Once the center opened for the evening, the founder of Stand Up For Kids, Rick Koca, came and talked to us about Stand Up For Kids and what the organization aimed to accomplish. He also discussed what we could expect to achieve in the week that we are here. It was very clear to us how passionate he is about this organization and how deeply he cares for kids in need.
After speaking with Rick, four of us had the opportunity to go on street outreach, and Alana, Brian, Tamara, and I volunteered. We, with three women who normally go on street outreach, went to Ocean Beach. We stopped by a Starbucks to pick up some pastries that they were donating to Stand Up. With pastries, hygiene bags, food bags, and socks in tow, we headed down to the beach. We quickly encountered a group of young men who were chilling by the sand. They had just gone dumpster diving and offered us some of their food. Politely declining, we told them who we were and passed out some supplies, for which they were very grateful.

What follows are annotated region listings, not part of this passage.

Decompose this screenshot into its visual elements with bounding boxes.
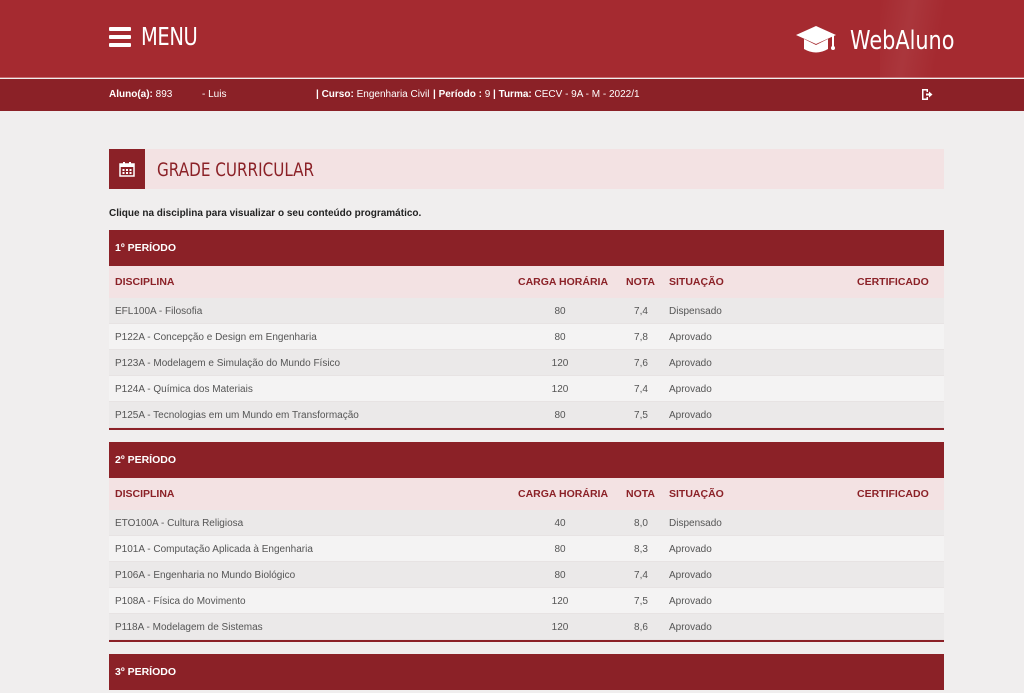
col-situacao: SITUAÇÃO [669, 276, 724, 288]
turma-info: | Turma: CECV - 9A - M - 2022/1 [493, 89, 640, 100]
cell-nota: 8,3 [634, 544, 648, 555]
cell-carga: 80 [554, 544, 566, 555]
cell-nota: 7,5 [634, 596, 648, 607]
cell-nota: 8,6 [634, 622, 648, 633]
instruction-text: Clique na disciplina para visualizar o s… [109, 208, 422, 219]
cell-nota: 7,4 [634, 384, 648, 395]
aluno-info: Aluno(a): 893 [109, 89, 172, 100]
cell-situacao: Aprovado [669, 358, 712, 369]
cell-situacao: Dispensado [669, 306, 722, 317]
periodo-value: 9 [484, 89, 491, 100]
turma-label: | Turma: [493, 89, 532, 100]
cell-carga: 120 [551, 358, 569, 369]
calendar-icon-box [109, 149, 145, 189]
cell-disciplina[interactable]: ETO100A - Cultura Religiosa [115, 518, 243, 529]
table-row[interactable]: P125A - Tecnologias em um Mundo em Trans… [109, 402, 944, 428]
table-header: DISCIPLINA CARGA HORÁRIA NOTA SITUAÇÃO C… [109, 478, 944, 510]
col-carga-horaria: CARGA HORÁRIA [518, 276, 609, 288]
table-row[interactable]: P118A - Modelagem de Sistemas 120 8,6 Ap… [109, 614, 944, 640]
cell-situacao: Dispensado [669, 518, 722, 529]
table-row[interactable]: P106A - Engenharia no Mundo Biológico 80… [109, 562, 944, 588]
logout-icon[interactable] [921, 88, 933, 101]
table-header: DISCIPLINA CARGA HORÁRIA NOTA SITUAÇÃO C… [109, 266, 944, 298]
col-nota: NOTA [626, 488, 655, 500]
turma-value: CECV - 9A - M - 2022/1 [534, 89, 640, 100]
col-situacao: SITUAÇÃO [669, 488, 724, 500]
cell-carga: 80 [554, 306, 566, 317]
cell-nota: 7,4 [634, 306, 648, 317]
col-disciplina: DISCIPLINA [115, 276, 175, 288]
cell-disciplina[interactable]: P122A - Concepção e Design em Engenharia [115, 332, 317, 343]
student-info-bar: Aluno(a): 893 - Luis | Curso: Engenharia… [0, 79, 1024, 111]
col-carga-horaria: CARGA HORÁRIA [518, 488, 609, 500]
table-row[interactable]: ETO100A - Cultura Religiosa 40 8,0 Dispe… [109, 510, 944, 536]
cell-disciplina[interactable]: P125A - Tecnologias em um Mundo em Trans… [115, 410, 359, 421]
cell-situacao: Aprovado [669, 332, 712, 343]
cell-nota: 8,0 [634, 518, 648, 529]
table-row[interactable]: P124A - Química dos Materiais 120 7,4 Ap… [109, 376, 944, 402]
period-title: 2º PERÍODO [109, 442, 944, 478]
cell-nota: 7,4 [634, 570, 648, 581]
periodo-info: | Período : 9 [433, 89, 490, 100]
menu-label[interactable]: MENU [141, 22, 198, 51]
cell-situacao: Aprovado [669, 384, 712, 395]
graduation-cap-icon [796, 26, 836, 53]
cell-carga: 80 [554, 410, 566, 421]
cell-disciplina[interactable]: EFL100A - Filosofia [115, 306, 202, 317]
cell-situacao: Aprovado [669, 622, 712, 633]
cell-disciplina[interactable]: P108A - Física do Movimento [115, 596, 246, 607]
table-body: EFL100A - Filosofia 80 7,4 Dispensado P1… [109, 298, 944, 430]
calendar-icon [119, 162, 135, 177]
top-bar: MENU WebAluno [0, 0, 1024, 78]
col-nota: NOTA [626, 276, 655, 288]
student-name: - Luis [202, 89, 227, 100]
cell-carga: 40 [554, 518, 566, 529]
table-row[interactable]: P108A - Física do Movimento 120 7,5 Apro… [109, 588, 944, 614]
cell-disciplina[interactable]: P123A - Modelagem e Simulação do Mundo F… [115, 358, 340, 369]
brand-name: WebAluno [850, 26, 955, 56]
cell-disciplina[interactable]: P118A - Modelagem de Sistemas [115, 622, 263, 633]
cell-carga: 80 [554, 570, 566, 581]
periodo-label: | Período : [433, 89, 482, 100]
cell-situacao: Aprovado [669, 570, 712, 581]
hamburger-icon[interactable] [109, 26, 131, 47]
cell-nota: 7,5 [634, 410, 648, 421]
cell-nota: 7,6 [634, 358, 648, 369]
cell-situacao: Aprovado [669, 596, 712, 607]
col-disciplina: DISCIPLINA [115, 488, 175, 500]
period-block-3: 3º PERÍODO [109, 654, 944, 690]
table-row[interactable]: P123A - Modelagem e Simulação do Mundo F… [109, 350, 944, 376]
table-body: ETO100A - Cultura Religiosa 40 8,0 Dispe… [109, 510, 944, 642]
menu-button[interactable]: MENU [109, 22, 213, 51]
section-header: GRADE CURRICULAR [109, 149, 944, 189]
period-block-1: 1º PERÍODO DISCIPLINA CARGA HORÁRIA NOTA… [109, 230, 944, 430]
cell-carga: 120 [551, 596, 569, 607]
curso-value: Engenharia Civil [356, 89, 430, 100]
table-row[interactable]: P122A - Concepção e Design em Engenharia… [109, 324, 944, 350]
cell-carga: 80 [554, 332, 566, 343]
cell-carga: 120 [551, 622, 569, 633]
aluno-label: Aluno(a): [109, 89, 153, 100]
period-block-2: 2º PERÍODO DISCIPLINA CARGA HORÁRIA NOTA… [109, 442, 944, 642]
cell-situacao: Aprovado [669, 544, 712, 555]
table-row[interactable]: EFL100A - Filosofia 80 7,4 Dispensado [109, 298, 944, 324]
col-certificado: CERTIFICADO [857, 488, 929, 500]
aluno-value: 893 [155, 89, 173, 100]
curso-label: | Curso: [316, 89, 354, 100]
curso-info: | Curso: Engenharia Civil [316, 89, 429, 100]
cell-nota: 7,8 [634, 332, 648, 343]
cell-disciplina[interactable]: P106A - Engenharia no Mundo Biológico [115, 570, 295, 581]
cell-disciplina[interactable]: P101A - Computação Aplicada à Engenharia [115, 544, 313, 555]
cell-carga: 120 [551, 384, 569, 395]
page-title: GRADE CURRICULAR [157, 159, 315, 181]
cell-situacao: Aprovado [669, 410, 712, 421]
brand-logo: WebAluno [796, 24, 955, 58]
col-certificado: CERTIFICADO [857, 276, 929, 288]
period-title: 1º PERÍODO [109, 230, 944, 266]
period-title: 3º PERÍODO [109, 654, 944, 690]
table-row[interactable]: P101A - Computação Aplicada à Engenharia… [109, 536, 944, 562]
cell-disciplina[interactable]: P124A - Química dos Materiais [115, 384, 253, 395]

Continuing along the beach, we came across a few more guys sitting by a fire. We stayed with them for about a half-hour – “the fire’s for everyone” – and Brian played guitar with one of the guys.

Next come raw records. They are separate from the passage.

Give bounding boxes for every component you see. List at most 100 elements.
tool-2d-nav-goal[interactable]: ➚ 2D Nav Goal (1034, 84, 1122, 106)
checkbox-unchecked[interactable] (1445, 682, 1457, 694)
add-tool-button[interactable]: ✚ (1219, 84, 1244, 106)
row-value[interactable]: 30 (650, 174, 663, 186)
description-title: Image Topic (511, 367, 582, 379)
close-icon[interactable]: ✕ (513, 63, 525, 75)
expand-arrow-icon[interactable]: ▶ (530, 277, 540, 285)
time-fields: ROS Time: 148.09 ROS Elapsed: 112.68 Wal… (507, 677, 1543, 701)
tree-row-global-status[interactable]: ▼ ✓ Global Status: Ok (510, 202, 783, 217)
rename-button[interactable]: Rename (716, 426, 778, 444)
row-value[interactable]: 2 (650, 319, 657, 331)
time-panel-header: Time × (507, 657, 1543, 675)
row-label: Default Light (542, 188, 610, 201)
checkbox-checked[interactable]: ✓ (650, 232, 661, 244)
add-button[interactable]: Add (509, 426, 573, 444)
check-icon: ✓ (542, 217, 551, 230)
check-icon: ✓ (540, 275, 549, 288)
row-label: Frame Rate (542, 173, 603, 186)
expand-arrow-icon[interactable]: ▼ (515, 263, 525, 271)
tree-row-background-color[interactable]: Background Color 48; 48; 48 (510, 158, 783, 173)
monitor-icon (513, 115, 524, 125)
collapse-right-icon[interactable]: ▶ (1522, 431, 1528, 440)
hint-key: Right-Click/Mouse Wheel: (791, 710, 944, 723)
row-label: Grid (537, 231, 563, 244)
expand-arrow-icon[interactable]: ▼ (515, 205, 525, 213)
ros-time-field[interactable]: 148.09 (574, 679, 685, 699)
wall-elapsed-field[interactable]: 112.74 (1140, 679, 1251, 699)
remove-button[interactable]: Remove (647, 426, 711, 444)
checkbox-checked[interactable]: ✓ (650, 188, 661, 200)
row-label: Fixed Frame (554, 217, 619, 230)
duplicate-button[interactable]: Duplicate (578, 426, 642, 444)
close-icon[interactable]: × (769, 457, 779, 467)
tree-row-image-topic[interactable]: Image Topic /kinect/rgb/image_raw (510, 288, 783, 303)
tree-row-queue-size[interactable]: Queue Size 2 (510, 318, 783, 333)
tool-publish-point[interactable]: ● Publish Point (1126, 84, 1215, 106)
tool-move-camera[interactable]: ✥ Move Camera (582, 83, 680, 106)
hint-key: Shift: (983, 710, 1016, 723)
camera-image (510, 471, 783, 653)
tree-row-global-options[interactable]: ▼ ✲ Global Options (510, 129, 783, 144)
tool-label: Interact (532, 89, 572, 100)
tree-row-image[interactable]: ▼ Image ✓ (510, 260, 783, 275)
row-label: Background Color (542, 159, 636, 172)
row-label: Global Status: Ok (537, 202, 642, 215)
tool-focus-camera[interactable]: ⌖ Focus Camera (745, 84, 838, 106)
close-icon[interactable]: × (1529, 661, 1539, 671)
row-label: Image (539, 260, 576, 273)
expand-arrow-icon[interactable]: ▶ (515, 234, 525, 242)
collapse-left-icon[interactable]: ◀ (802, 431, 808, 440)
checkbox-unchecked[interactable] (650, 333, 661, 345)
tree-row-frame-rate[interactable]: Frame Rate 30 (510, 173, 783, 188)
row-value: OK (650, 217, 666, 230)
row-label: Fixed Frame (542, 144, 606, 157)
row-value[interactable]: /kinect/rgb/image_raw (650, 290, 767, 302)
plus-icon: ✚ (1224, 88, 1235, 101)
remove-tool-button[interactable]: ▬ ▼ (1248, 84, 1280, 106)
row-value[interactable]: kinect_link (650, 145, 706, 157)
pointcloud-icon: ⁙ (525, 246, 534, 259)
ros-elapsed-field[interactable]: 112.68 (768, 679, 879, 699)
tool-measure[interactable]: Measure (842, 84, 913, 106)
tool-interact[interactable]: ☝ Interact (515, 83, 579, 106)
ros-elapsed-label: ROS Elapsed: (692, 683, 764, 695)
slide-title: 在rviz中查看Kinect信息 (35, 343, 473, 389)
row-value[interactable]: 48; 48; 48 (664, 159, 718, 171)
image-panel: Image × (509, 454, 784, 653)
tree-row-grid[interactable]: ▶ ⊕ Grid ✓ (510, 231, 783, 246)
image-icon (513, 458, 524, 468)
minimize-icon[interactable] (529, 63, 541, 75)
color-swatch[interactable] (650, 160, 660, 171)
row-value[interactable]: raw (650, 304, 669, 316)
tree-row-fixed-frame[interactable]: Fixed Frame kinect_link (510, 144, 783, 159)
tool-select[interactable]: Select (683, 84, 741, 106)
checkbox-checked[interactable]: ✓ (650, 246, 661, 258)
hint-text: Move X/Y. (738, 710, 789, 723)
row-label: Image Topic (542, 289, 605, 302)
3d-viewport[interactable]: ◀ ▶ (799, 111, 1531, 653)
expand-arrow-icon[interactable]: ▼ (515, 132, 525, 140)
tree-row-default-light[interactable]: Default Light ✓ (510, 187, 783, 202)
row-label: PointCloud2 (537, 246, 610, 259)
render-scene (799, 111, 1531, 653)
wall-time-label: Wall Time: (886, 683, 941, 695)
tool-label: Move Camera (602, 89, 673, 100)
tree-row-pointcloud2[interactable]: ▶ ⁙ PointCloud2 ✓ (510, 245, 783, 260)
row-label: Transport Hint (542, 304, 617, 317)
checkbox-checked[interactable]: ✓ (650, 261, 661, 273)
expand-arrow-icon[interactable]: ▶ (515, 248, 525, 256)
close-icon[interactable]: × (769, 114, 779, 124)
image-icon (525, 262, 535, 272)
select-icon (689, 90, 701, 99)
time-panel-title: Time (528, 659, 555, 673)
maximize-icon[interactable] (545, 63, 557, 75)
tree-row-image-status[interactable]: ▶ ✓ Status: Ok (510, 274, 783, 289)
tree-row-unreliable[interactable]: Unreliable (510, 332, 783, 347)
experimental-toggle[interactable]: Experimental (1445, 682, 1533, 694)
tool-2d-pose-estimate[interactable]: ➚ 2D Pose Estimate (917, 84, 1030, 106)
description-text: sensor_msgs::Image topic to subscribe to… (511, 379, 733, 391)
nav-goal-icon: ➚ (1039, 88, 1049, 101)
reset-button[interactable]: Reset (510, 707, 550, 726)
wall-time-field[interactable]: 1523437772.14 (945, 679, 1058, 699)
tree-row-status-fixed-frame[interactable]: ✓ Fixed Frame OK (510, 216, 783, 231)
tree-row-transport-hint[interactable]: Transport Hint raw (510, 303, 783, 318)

Walking further along the beach, we didn’t find anyone else, so we all piled into the van again and drove to downtown San Diego. We stopped in front of Horton Plaza, which is a popular mall. We saw a few kids that had been in the center before, so we stopped to offer them some hygiene and food bags, along with some of the pastries from Starbucks. There were about twenty of them, all sitting on a staircase that led up to the mall. We talked for a little, but it was getting late. After saying goodbye, we all got back in the van and came back to the center.

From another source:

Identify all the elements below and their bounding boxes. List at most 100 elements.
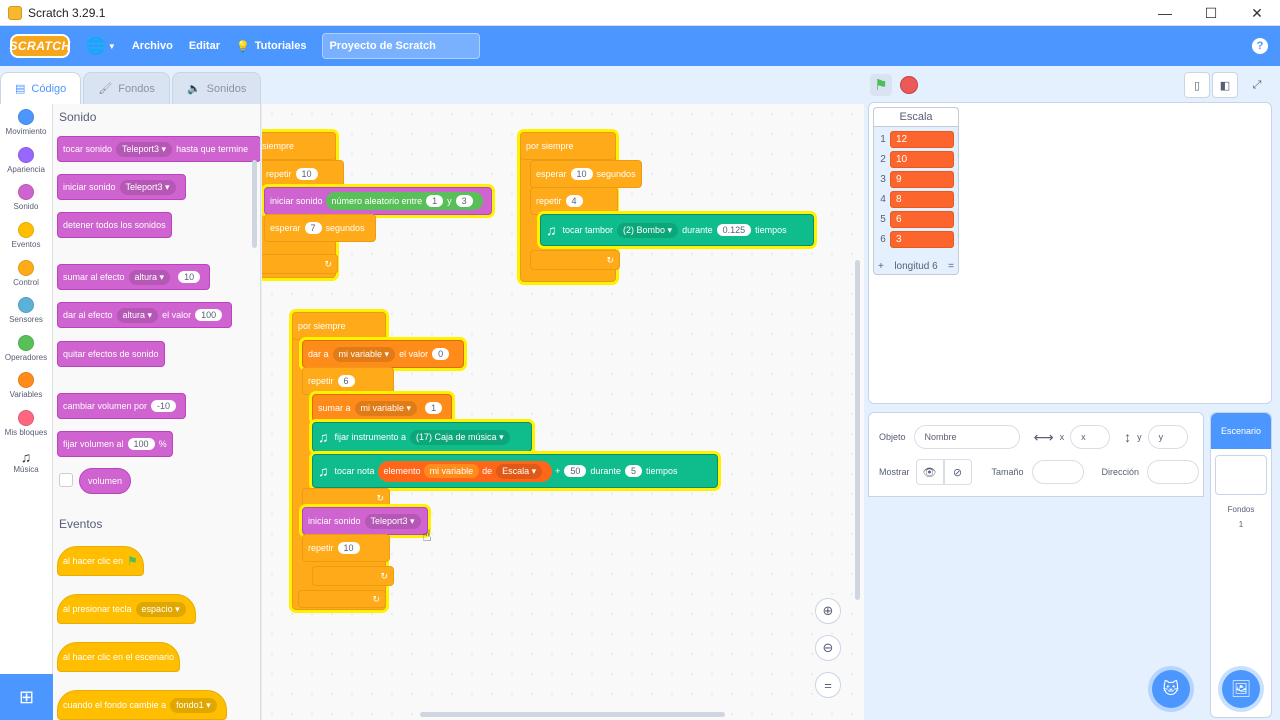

Tonight will probably filled with more games and joking around with the people on the trip with me, people who are quickly becoming my friends… but what I saw tonight while on outreach will stay with me. It would be a lie to say that I wasn’t shaken, that I wasn’t upset to see these kids living these lives, wandering the streets of San Diego. They wander the same streets that people see on postcards and in travel brochures, the picturesque quality of San Diego Bay juxtaposed with the stark reality that these kids face daily. If such kids can be here, in beautiful San Diego, they can be anywhere – and they are. I am so grateful for this opportunity to help them, and I know that we all are. I just hope that we can make a difference.